Now get ready for a bit of convoluted logic that often confuses students in Math 1010.

A true statement such as

$\displaystyle 2 \geq 2 $

might surprise you since it's obviously not true that $ 2 $ is greater than $ 2 $. Things may be clearer if you pronounce the statement in words: $ 2 $ is greater than or equal to $ 2 $. The operative word here is or. A statement $ A~\hbox{or}~B $ is true in any of the following three cases:

$ 2 \geq 2 $ because $ 2 $ equals $ 2 $. That's one of the two parts of the meaning of $ \geq $. It may be tempting but would be wrong (false) to make the following statement: $ 2 \geq 2 $ is false since $ 2 $ is not greater than $ 2 $.

Here is another example. It is a true statement that Napoleon was a man or a woman because he was a man. The fact that he was not a woman does not make the statement false.

The utility of the symbol $ \geq $ is more apparent when we don't know the particular relationship. For example we may know that $ x\geq
2 $, even if we don't know whether $ x=2 $ or $ x > 2 $. Indeed, one major technique in mathematics to establish equality is to show separately that one quantity is greater than or equal to the other, and also that it is less than or equal to the other.

If x is less than y then we also say that x is smaller than y. For example, -25 is smaller than 2. Similarly we define the phrases larger, no smaller, and no larger.

The absolute value $ \vert x\vert $ of a real number x is its distance from the origin. If x is positive then $ \vert x\vert = x $ and if x is negative then $ \vert x\vert = -x $. (Remember that the negative of a negative number is positive.) So, for example,

$\displaystyle \vert 3\vert = \vert-3\vert = 3 $.

Slightly more subtle facts that you may want to ponder is that for all real numbers x and y

$\displaystyle \vert xy\vert = \vert x\vert\vert y\vert, \quad \vert x+y\vert \leq \vert x\vert + \vert y\vert $

and

$\displaystyle \vert x - y \vert \geq \big\vert \vert x\vert - \vert y\vert \big\vert. $

Hint: check this for all possible sign combinations of $ x $ and $ y $.
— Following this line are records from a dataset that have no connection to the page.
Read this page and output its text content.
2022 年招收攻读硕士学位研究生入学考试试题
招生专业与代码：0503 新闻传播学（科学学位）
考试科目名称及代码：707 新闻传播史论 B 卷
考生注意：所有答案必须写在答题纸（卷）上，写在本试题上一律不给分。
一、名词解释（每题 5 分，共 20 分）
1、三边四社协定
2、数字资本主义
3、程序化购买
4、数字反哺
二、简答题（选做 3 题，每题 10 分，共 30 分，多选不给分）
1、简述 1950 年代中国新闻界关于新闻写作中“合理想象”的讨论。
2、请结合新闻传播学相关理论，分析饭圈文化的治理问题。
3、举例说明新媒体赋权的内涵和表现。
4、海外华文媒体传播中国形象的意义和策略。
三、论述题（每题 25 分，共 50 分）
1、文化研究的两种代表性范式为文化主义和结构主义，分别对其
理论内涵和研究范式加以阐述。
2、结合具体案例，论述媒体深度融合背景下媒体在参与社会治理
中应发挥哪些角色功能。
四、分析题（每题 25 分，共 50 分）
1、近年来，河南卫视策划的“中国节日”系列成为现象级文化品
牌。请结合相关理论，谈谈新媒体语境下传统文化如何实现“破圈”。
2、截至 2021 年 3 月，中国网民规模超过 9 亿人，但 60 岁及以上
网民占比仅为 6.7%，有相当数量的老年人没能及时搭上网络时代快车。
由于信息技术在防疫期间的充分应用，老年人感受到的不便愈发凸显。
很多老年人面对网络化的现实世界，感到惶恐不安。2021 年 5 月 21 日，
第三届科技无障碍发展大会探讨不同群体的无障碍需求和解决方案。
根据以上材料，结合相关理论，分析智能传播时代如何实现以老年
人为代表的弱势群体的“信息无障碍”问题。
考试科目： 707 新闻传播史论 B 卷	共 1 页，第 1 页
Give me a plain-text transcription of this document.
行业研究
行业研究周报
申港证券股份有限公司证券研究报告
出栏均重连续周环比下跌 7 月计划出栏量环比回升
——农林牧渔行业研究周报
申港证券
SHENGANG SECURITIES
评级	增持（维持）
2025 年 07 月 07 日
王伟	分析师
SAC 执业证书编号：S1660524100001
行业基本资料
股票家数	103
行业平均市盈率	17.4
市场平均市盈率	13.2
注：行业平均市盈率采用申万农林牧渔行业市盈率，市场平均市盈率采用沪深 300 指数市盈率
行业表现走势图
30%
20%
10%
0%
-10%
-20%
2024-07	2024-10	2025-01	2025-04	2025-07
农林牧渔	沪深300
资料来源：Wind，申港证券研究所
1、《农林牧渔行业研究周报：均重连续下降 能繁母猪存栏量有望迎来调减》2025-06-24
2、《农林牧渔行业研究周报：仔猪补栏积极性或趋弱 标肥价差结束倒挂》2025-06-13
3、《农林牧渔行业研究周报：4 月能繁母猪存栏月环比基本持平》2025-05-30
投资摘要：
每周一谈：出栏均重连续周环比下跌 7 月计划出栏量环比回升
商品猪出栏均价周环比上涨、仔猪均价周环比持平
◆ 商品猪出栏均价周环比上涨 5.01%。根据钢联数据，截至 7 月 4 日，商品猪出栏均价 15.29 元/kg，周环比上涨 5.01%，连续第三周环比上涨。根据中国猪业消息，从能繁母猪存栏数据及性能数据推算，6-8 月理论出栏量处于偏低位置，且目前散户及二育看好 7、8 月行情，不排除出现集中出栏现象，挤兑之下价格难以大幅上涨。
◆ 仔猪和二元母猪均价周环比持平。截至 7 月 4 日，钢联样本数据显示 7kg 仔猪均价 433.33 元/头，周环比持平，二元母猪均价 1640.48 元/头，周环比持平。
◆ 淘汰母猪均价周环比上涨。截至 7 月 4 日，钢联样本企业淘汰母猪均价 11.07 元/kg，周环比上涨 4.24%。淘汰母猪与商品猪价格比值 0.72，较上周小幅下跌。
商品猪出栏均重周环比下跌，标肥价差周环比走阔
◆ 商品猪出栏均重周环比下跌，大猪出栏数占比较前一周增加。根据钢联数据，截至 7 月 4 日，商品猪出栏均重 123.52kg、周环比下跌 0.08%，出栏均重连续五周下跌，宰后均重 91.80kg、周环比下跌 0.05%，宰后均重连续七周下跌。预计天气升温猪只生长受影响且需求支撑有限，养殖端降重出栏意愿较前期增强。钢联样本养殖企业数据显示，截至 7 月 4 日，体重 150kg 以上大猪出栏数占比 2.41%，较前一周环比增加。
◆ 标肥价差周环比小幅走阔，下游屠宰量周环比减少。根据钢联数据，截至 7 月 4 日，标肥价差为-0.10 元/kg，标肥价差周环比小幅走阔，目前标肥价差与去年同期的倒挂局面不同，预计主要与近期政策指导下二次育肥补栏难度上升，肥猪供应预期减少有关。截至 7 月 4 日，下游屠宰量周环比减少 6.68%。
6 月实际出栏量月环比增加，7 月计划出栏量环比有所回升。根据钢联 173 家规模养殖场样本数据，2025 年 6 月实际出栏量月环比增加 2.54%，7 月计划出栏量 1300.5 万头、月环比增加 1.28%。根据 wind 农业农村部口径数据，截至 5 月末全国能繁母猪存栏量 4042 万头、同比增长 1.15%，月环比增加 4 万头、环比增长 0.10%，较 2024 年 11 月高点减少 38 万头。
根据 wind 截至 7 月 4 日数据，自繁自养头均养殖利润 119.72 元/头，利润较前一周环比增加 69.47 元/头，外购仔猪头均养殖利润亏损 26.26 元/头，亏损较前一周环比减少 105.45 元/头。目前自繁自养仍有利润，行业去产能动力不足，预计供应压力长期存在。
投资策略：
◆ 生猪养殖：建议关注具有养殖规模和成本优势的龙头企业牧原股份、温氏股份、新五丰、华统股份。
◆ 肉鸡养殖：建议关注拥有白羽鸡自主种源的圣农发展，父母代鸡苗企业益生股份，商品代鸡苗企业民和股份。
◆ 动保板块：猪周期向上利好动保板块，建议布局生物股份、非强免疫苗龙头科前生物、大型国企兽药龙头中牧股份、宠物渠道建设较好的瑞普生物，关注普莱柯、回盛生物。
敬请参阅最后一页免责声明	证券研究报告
The distance between two real numbers x and y is the absolute value of their difference. For example, the distance between 3 and 5 is $ \vert 3-5\vert $ (i.e., 2) which makes perfect sense if you visualize this on the real number line. A more complicated example is provided by the distance d between 3 and -2. We have

$\displaystyle d = \vert 3 - (-2)\vert = \vert 3 + 2\vert = \vert 5\vert = 5. $

Again, this is consistent with the usual notation of distance a long a line.